Viral cultural campaigns
This research has presented two case studies of campaigns that went viral or created a buzz after a brand inserted itself into current cultural conversations with creative ideas/one-offs. Through “The Tampon Book", The Female Company protested against Germany's 19% tax on tampons. A group of companies also teamed up to launch the final issue of a magazine that sparked conversations and promoted a progressive and diverse narrative of femininity.
"The Last Ever Issue"
- For 27 years, one of Poland's most read and longest-running adult magazines, Your Weekend, had reduced women to mere sex objects. In December 2018, this magazine was purchased by VMLY&R, MasterCard, Gazeta.pl, and BNP Paribas. The next year (2019), they used this newly purchased company "to challenge the culture of sexism and gender inequality it had contributed to building."
- Together with its partners, VMLY&R Poland "transformed Your Weekend in a conversation-sparking, ground-breaking magazine promoting diverse and progressive narratives of femininity."
- VMLY&R Poland published the last issue on International Women’s Day (March 2019). The regular columns and sections were kept; however, they re-imagined all content around gender portrayal, sexual education, sexism, equal rights and more.
- This served as a "symbolic end of an era and a spectacular beginning for a much-needed national conversation." This campaign did not seek to judge or instruct anyone. The aim of this campaign was to show women's perspective, thereby making people realize that the society we live in is not equal. The campaign targeted middle-class men and sought to ignite a nationwide conversation about this problem.
- The Last Ever Issue campaign was a huge success, organically reaching 4.5 million people and generating 25 million media impressions. Its content also generated more than 500,000 visits to gazeta.pl. Videos and images used during the campaign can be found here and here.
“The Tampon Book"
- A German startup, The Female Company, launched a book titled "The Tampon Book" as a protest against Germany's 19% tax on tampons. While books are taxed at 7% in Germany, the government categorized tampons under “luxury goods”; as a result, the 19% tax was applicable to the item.
- The Female Company, a seller of organic sanitary products, responded to this issue by publishing a book and including tampons inside it. Ann-Sophie Claus, a co-founder of the company, revealed that they came up with the idea for this book after working for over a year to raise awareness of the newly imposed tampon tax. They had collected "more than 175,000 signatures for a petition calling on the government to reduce the levy."
- A total of 15 organic tampons were placed inside the 46-page book. This book was taxed at the 7% rate which applies to daily necessities. The promotional video for this campaign can be found here.
- This campaign was created by Scholz & Friends, capitalizing on the momentum seen in countries like Canada, India, and Kenya that have put an end to higher tax rates for tampons.

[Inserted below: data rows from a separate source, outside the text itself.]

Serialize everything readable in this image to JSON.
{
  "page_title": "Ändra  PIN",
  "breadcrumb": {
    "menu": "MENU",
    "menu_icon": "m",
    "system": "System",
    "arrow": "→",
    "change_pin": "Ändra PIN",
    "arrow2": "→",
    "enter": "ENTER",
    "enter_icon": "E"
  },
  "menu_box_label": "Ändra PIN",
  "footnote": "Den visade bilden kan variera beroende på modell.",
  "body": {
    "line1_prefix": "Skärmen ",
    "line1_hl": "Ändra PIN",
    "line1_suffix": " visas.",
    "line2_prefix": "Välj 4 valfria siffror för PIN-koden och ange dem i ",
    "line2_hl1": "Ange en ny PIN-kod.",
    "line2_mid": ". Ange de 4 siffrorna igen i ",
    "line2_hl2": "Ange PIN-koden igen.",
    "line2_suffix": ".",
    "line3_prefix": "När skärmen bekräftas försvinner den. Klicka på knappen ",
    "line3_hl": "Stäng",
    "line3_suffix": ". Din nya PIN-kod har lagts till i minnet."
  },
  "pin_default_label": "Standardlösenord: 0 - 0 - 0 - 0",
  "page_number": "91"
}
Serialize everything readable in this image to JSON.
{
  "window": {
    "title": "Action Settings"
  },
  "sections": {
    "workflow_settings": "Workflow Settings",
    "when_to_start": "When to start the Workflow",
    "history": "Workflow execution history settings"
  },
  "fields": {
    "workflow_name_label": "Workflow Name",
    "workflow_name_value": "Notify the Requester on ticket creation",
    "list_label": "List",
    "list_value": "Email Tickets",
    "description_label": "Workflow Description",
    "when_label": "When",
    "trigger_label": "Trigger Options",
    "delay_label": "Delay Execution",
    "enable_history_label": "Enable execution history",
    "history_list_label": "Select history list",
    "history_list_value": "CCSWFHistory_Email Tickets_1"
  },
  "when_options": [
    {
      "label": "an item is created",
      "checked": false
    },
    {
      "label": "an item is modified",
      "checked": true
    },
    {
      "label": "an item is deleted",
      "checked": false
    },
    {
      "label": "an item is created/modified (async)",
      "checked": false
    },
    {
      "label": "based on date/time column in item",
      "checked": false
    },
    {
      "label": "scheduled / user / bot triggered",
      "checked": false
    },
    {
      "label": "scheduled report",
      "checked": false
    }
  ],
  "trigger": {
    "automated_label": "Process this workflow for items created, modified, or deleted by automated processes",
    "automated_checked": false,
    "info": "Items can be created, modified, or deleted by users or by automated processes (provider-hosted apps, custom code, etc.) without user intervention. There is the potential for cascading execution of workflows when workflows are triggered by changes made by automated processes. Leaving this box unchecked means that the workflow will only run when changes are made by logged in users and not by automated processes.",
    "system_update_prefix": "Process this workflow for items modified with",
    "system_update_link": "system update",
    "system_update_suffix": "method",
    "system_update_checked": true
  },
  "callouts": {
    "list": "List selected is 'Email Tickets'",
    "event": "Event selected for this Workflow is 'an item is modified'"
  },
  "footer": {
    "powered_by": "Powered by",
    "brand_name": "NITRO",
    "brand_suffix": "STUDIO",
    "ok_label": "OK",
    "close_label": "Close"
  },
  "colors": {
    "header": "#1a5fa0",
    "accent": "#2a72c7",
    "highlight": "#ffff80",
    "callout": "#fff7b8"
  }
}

- The first printing of this book sold out in a day, while the second printing was sold out in a week. This success was instigated by influencers, who were angered to find out that they were paying higher taxes for menstrual products compared to items like flowers, caviar, and oil paintings.
- After its release, the case film for The Tampon Book "registered more than 10.5 million views on YouTube, Facebook and Instagram." Also, mainstream media outlets like ProSieben/Sat.1 and RTL also took up the story.
- Cross-regional newspapers such as the F.A.Z. featured this story. Also, "nearly all German-speaking feminist-oriented blogs reported on The Tampon Book."